Burns Stephen F, Lee SoJung, Bacha Fida, Tfayli Hala, Hannon Tamara S, Arslanian Silva A
Division of Weight Management and Wellness, Metabolism and Diabetes Mellitus, Children's Hospital of Pittsburgh of UPMC, Pittsburgh, PA 15201; Physical Education and Sports Science Academic Group, Nanyang Technological University, Singapore 637616.
Division of Weight Management and Wellness, Metabolism and Diabetes Mellitus, Children's Hospital of Pittsburgh of UPMC, Pittsburgh, PA 15201.
Metabolism. 2014 Dec;63(12):1528-35. doi: 10.1016/j.metabol.2014.08.008. Epub 2014 Aug 27.
To compare atherogenic lipoprotein particles and vascular smooth muscle biomarkers in overweight youth with pre-diabetes (PD) vs. normal glucose tolerance (NGT).
144 adolescents (60 black, 84 white; 102 female; PD=45, NGT=99) aged 10-19 years underwent a fasting blood draw and 2-h OGTT. Lipoprotein particle size and subclass concentration and vascular smooth muscle biomarkers (ICAM-1, VCAM-1 and E-selectin) were compared between youth with PD and NGT.
Compared with NGT, PD adolescents had smaller LDL (mean±SE: 20.5±0.1 vs. 21.0±0.1 nm; P=0.002) and HDL (8.62±0.05 vs. 8.85±0.04 nm; P=0.013) size and elevated medium small (159.2±10.3 vs. 123.8±6.4 nmol/L; P=0.037) and very small (626.3±45.4 vs. 458.5±26.4 nmol/L; P=0.032) LDL particle concentrations, after adjustment for race and BMI. Further adjusting for fasting insulin or visceral adiposity obviated these differences between the groups except for LDL size. ICAM-1 and E-selectin did not differ in youth with PD but correlated with LDL and HDL size, and small LDL particle concentrations.
Overweight adolescents with PD have an atherogenic lipoprotein profile of small LDL and HDL size and increased concentrations of small LDL, moderated by insulin resistance and visceral adiposity, but independently driven by dysglycemia for LDL size. Associations between smooth muscle biomarkers and lipoproteins could be an early signal heralding the atherogenic process. It remains to be determined if correction of dysglycemia and associated lipoprotein abnormalities in obese youth could prove effective in halting this process.

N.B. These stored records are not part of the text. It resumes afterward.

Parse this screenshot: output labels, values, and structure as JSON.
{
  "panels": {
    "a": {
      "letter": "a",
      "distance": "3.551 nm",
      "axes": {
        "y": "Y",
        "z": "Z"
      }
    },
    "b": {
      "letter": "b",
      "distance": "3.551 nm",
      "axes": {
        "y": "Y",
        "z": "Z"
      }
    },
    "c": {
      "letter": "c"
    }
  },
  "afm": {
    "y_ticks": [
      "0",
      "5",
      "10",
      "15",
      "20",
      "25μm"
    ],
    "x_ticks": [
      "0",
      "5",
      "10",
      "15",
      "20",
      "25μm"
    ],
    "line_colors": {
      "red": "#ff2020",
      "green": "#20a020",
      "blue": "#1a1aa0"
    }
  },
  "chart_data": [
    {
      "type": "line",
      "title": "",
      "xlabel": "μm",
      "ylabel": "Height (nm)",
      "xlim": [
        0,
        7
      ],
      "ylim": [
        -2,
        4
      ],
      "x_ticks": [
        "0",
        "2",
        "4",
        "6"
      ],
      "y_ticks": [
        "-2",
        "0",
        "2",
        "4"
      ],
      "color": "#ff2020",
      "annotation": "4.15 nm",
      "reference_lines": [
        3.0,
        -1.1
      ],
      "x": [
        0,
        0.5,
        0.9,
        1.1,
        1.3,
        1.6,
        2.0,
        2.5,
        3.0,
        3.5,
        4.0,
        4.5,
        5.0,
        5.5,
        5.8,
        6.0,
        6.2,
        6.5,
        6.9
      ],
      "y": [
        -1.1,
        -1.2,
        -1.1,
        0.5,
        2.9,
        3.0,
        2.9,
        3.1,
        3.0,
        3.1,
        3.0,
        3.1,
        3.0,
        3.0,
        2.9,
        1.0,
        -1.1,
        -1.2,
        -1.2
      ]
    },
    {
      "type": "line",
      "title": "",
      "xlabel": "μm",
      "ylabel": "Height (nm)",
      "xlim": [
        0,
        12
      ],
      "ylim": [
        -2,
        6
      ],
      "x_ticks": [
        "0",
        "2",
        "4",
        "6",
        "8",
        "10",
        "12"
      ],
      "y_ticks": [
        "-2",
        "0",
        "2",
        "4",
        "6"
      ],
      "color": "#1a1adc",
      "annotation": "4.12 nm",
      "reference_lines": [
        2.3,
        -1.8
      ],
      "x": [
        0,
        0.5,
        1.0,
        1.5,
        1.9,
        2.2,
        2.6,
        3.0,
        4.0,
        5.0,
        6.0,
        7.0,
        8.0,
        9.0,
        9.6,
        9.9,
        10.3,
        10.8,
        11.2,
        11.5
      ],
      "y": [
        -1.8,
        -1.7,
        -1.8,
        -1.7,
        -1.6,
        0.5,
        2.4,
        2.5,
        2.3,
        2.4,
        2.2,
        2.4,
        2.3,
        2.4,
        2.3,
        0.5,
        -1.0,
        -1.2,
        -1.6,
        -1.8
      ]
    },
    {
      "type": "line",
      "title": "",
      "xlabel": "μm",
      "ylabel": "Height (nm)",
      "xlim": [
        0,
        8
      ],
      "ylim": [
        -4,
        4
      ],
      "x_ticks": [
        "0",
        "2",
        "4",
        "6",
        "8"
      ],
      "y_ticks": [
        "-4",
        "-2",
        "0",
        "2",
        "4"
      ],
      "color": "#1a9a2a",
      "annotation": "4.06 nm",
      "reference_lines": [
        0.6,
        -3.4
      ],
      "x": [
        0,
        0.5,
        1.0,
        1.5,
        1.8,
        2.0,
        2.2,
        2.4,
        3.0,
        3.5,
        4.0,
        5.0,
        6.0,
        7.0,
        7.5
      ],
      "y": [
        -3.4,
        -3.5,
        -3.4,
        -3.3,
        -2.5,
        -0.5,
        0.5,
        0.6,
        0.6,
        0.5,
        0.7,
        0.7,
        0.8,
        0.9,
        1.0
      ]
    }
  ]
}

比较超重的糖尿病前期(PD)青年与糖耐量正常(NGT)青年的致动脉粥样硬化脂蛋白颗粒和血管平滑肌生物标志物。
144名年龄在10至19岁的青少年(60名黑人,84名白人;102名女性;PD组45人,NGT组99人)进行了空腹抽血和2小时口服葡萄糖耐量试验(OGTT)。比较了PD青年和NGT青年的脂蛋白颗粒大小、亚类浓度以及血管平滑肌生物标志物(细胞间黏附分子-1、血管细胞黏附分子-1和E-选择素)。
与NGT相比,校正种族和体重指数(BMI)后,PD青少年的低密度脂蛋白(LDL)(均值±标准误:20.5±0.1 vs. 21.0±0.1 nm;P = 0.002)和高密度脂蛋白(HDL)(8.62±0.05 vs. 8.85±0.04 nm;P = 0.013)颗粒较小,中、小LDL颗粒浓度升高(159.2±10.3 vs. 123.8±6.4 nmol/L;P = 0.037),极小微LDL颗粒浓度升高(626.3±45.4 vs. 458.5±26.4 nmol/L;P = 0.032)。进一步校正空腹胰岛素或内脏脂肪后,除LDL大小外,两组间的这些差异消失。PD青年的细胞间黏附分子-1和E-选择素无差异,但与LDL和HDL大小以及小LDL颗粒浓度相关。
超重的PD青少年具有致动脉粥样硬化的脂蛋白谱,即LDL和HDL颗粒较小,小LDL浓度增加,这受胰岛素抵抗和内脏脂肪影响,但LDL大小独立受血糖异常驱动。平滑肌生物标志物与脂蛋白之间的关联可能是动脉粥样硬化过程的早期信号。肥胖青年中血糖异常及相关脂蛋白异常的纠正是否能有效阻止这一过程仍有待确定。